I’ve been single my whole life and have never had any regrets about it. And, with the exception of Valentine's Day in grade nine, I’ve never felt any stress over the holiday. Still, I’ve had to comfort many single friends around this time, which has been heartbreaking to see because these women are amazing people, and they feel inferior just because they don’t have a partner to spend the day with.
It’s very easy to get wrapped up in what other people’s lives look like, but it’s important to remember that just because your life doesn’t look the same as someone else’s it doesn’t mean it’s any worse. There are so many great perks to being single.
There’s a difference between feeling lonely and being alone. Just because you don’t have a certain someone to spend it with doesn’t mean there aren’t other people you can spend the day appreciating.
One of my favourite things to come out of Valentine's Day is Galentine's Day. It’s a fun excuse to appreciate your friends and hang out. My favourite one was last year when my friends and I dressed up in red and pink, ate a heart-shaped cake and presented slideshows on our favourite topics. One of our friends even changed her plans with her boyfriend to a different day so she could spend the day with us. Who says you need a partner to enjoy the holiday?

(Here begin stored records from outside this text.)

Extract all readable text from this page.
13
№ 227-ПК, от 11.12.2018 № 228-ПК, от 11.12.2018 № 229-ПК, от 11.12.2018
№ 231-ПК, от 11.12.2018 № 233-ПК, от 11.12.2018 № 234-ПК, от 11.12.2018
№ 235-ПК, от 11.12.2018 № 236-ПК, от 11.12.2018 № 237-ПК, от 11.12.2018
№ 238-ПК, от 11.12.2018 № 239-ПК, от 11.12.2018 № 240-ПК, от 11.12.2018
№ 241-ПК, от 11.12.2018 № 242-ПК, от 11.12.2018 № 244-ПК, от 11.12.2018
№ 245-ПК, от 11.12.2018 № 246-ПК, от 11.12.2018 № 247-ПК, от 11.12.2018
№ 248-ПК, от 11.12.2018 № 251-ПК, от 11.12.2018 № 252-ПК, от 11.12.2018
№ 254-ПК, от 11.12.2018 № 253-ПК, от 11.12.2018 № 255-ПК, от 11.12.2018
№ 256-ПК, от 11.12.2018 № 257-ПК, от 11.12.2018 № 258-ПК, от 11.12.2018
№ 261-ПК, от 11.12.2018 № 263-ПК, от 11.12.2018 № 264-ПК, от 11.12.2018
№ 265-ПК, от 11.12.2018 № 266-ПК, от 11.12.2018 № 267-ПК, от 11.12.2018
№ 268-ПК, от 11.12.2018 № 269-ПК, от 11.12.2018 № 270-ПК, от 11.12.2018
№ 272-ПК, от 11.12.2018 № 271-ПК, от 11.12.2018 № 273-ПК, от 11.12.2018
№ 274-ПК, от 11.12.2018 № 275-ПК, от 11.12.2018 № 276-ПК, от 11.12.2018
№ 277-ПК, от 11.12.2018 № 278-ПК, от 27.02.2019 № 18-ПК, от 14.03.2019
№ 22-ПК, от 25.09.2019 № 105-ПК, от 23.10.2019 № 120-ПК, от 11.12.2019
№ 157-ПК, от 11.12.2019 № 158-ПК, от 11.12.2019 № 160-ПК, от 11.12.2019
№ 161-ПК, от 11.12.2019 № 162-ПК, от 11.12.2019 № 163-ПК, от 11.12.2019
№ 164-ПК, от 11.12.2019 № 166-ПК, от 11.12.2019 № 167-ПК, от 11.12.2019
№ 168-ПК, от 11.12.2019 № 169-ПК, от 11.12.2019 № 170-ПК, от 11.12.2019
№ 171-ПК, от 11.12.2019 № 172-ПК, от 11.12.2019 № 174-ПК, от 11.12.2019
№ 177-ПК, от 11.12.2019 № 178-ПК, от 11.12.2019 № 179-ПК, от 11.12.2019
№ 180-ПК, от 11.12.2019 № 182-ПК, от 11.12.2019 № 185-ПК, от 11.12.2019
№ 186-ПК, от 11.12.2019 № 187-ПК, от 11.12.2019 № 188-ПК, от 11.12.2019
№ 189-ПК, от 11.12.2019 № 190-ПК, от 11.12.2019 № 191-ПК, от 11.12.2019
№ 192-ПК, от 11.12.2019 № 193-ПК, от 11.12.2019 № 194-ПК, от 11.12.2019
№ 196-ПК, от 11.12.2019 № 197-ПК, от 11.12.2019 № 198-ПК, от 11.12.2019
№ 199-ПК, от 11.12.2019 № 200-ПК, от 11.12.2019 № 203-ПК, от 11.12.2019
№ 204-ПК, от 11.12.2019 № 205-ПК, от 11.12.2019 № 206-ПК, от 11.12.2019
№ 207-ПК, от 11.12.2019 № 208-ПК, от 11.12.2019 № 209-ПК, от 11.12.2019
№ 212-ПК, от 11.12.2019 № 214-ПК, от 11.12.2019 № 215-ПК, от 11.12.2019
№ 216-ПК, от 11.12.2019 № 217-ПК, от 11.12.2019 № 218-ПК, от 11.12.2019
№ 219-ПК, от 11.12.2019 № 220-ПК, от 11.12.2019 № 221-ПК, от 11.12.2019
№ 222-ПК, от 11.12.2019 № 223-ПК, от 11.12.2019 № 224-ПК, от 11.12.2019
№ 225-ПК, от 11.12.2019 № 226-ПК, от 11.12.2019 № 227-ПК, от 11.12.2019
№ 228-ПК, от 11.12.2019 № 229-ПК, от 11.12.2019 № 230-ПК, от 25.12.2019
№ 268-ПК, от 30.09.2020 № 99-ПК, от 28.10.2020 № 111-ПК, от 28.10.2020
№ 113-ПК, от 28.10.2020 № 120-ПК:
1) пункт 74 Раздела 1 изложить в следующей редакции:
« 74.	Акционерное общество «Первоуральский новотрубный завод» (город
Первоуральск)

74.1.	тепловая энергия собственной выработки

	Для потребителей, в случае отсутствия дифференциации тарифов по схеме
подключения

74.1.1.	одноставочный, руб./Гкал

Another way to look at this day is to focus on self-love—the most important foundation for relationships with other people. It sounds corny but it’s true. It’s hard to form healthy relationships when you can’t prioritize yourself and set boundaries.
When feeling lonely on Valentine's Day, take the day to appreciate yourself. Maybe do some self-care or treat yourself to something you love. Look at all the amazing things you have accomplished in the past and all the great things you’re looking forward to in the future.
After all, it’s just another day in the year—Valentine's Day is only going to have as much meaning as you give to it. You might be surprised at how freeing it is to let go of the weight of the disdain for the day.